“I’ve always been fascinated by people who can put things down on paper, and I liked to listen for new ways to say old things and old ways to say new things.” — Andy Warhol
I think, based on Andy Warhol’s shoe illustrations, that he would appreciate the title of this piece. He appropriated words and images from everywhere and was a consummate master at it. Perhaps that explains my love for his soup cans and other, ordinary objects. He spins illustrations and texts into fanciful creations that cause me to look anew at commonplace items, daily routines.
His approach toward art and writing encourages my own. I rarely write in form, but I love what it can do. It, on occasion, becomes a way to say a “new thing,” to present another facet. I turn the “thing,” letting it reflect the light, letting myself find a new entry point, be it a “new way” or an old one.
The same occurs with the Write Right comics. I seldom draw Write Right or her environment according to the instructions set in the known fairytales and Shakespeare plays. I look into background information and find my own way to say a thing.
As I do, the comics come to life and present themselves in a new light. They enrich what has come before, nodding to it in respect even as it moves toward its own way of being. They laugh and shimmer with whimsy.
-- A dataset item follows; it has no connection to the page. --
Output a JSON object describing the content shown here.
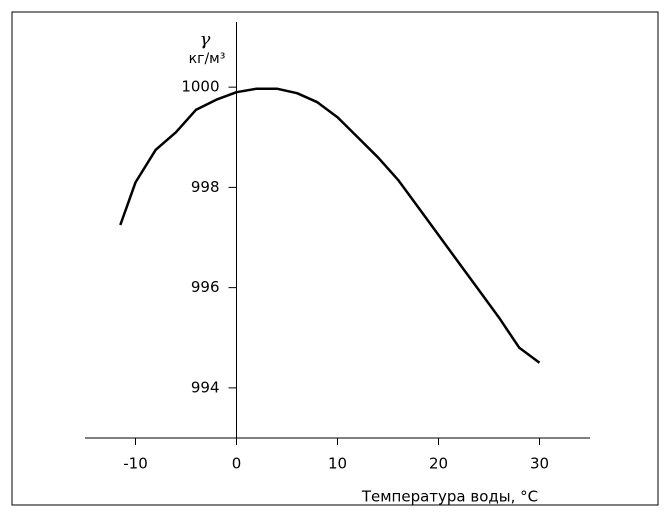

How can they not? Write Right, after all, is some form of my four-year-old self who could laugh at nothing for hours. She arises from a fascination with other people’s creative work and processes. She brings together the old and the new, something borrowed but never “blue,” (red pen, forever) and transforms them into something not yet seen, something still taking shape beneath my hands every time I sit at the table and draw.
So, thank you, Andy Warhol, for encouraging a love of the old and the new, for reminding people to look for new ways to say old things and old ways to say new things.